C’est en 2005 qu’elle décroche sa licence en journalisme, option : politique extérieure. Actuellement, reporter et présentatrice du Journal télévisé (JT) de 19h, la journaliste présente une émission qui traite les questions de santé et de la femme, intitulée «Consultation».
Mme Babua a tout d’abord commencé ses débuts au magazine « Echos de la femme», avant de se retrouver à la chaîne Canal Kin Télévision (CKTV). Ensuite, elle intègre en 2002, Numerica Tv, jadis Tropicana Tv où, elle reconnaît avoir fait un bref passage à la radio.
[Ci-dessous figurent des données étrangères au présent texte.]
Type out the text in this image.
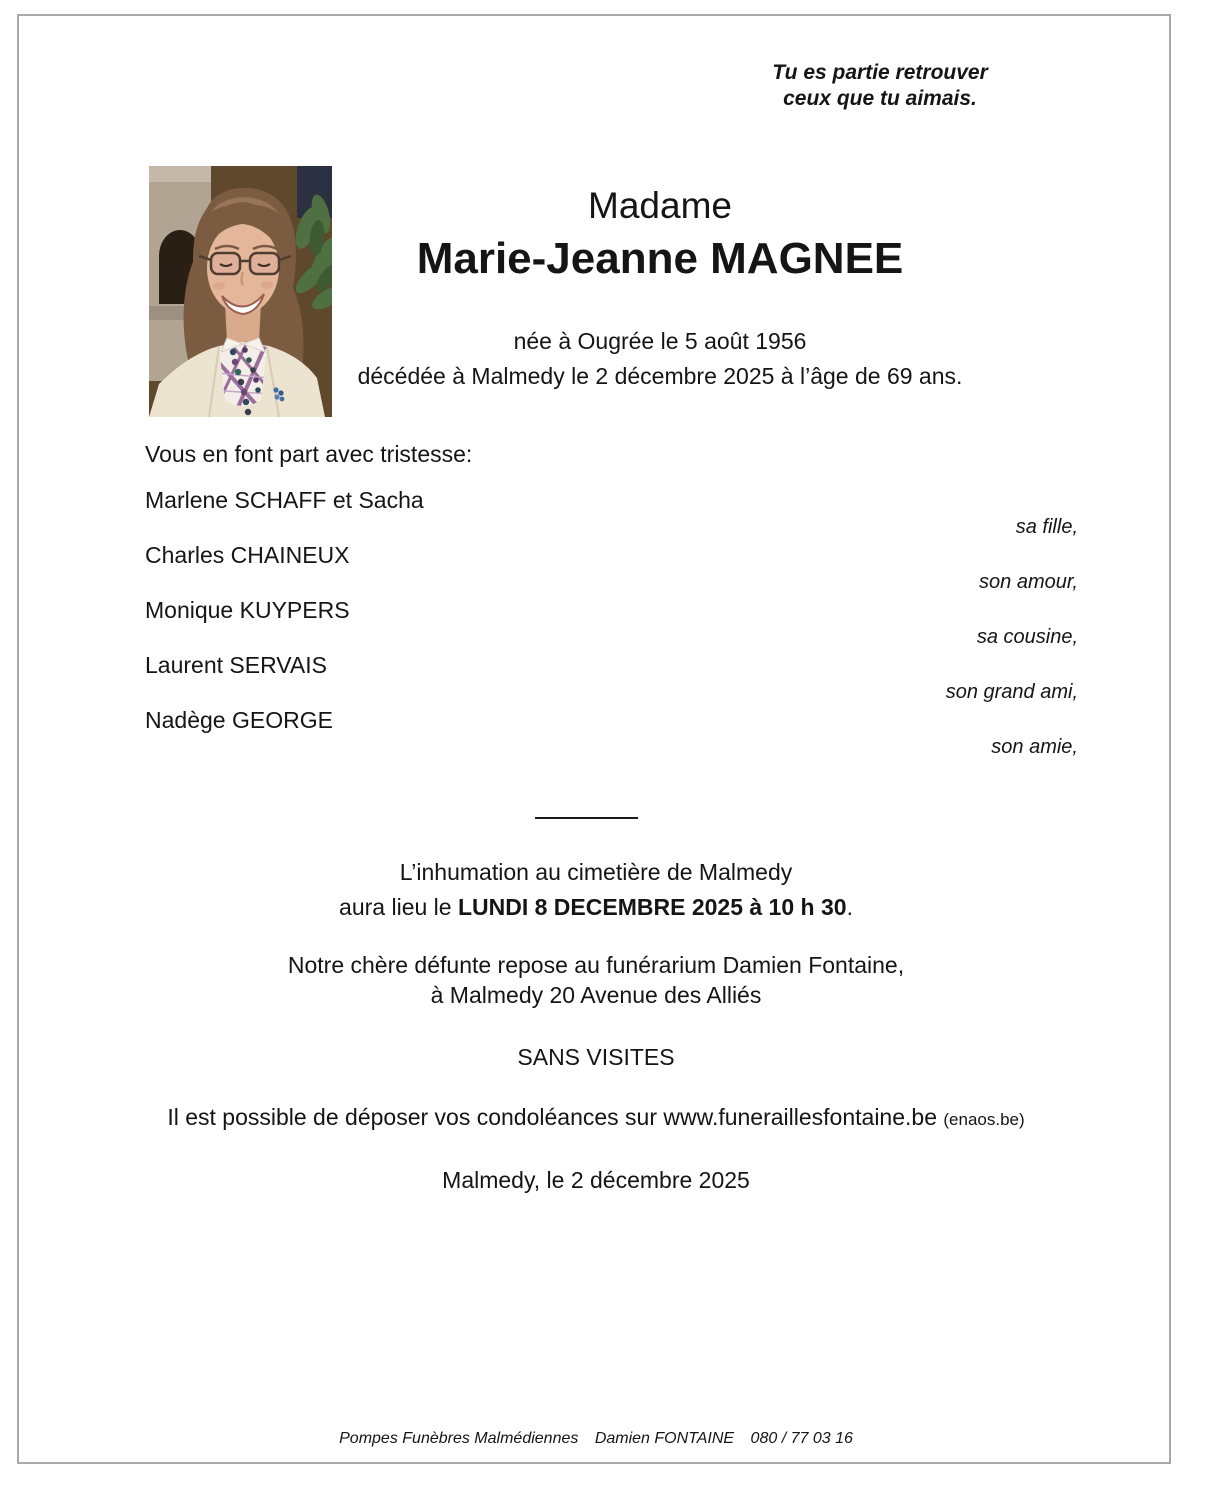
Tu es partie retrouver
ceux que tu aimais.
Madame
Marie-Jeanne MAGNEE
née à Ougrée le 5 août 1956
décédée à Malmedy le 2 décembre 2025 à l’âge de 69 ans.
Vous en font part avec tristesse:
Marlene SCHAFF et Sacha
sa fille,
Charles CHAINEUX
son amour,
Monique KUYPERS
sa cousine,
Laurent SERVAIS
son grand ami,
Nadège GEORGE
son amie,
L’inhumation au cimetière de Malmedy
aura lieu le LUNDI 8 DECEMBRE 2025 à 10 h 30.
Notre chère défunte repose au funérarium Damien Fontaine,
à Malmedy 20 Avenue des Alliés
SANS VISITES
Il est possible de déposer vos condoléances sur www.funeraillesfontaine.be (enaos.be)
Malmedy, le 2 décembre 2025
Pompes Funèbres Malmédiennes Damien FONTAINE 080 / 77 03 16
Membre de plusieurs associations des journalistes dont l’Union Congolaise des Femmes des Médias (UCOFEM), la concernée travaille pour le compte de sa rédaction des reportages traitant des sujets liés à la femme, l’enfant et la santé. S’il fallait choisir un autre métier, Mme Babua pense devenir tout simplement une femme au foyer pour mieux s’occuper de sa maison, ses enfants et son mari qu’elle aime bien.
La Tempête des Tropiques : Avez-vous choisi le journalisme pour emboîter le pas à quelqu’un ou bien c’était le rêve de votre enfance ?
Mme Bienvenue Babua : A vrai dire, c’est un métier que j’aimais déjà toute petite. Je me rappelle, quand j’avais plus au moins 7 ans, mon père me donnait des livres à lire puis je répétais tout ce que je pouvais retenir.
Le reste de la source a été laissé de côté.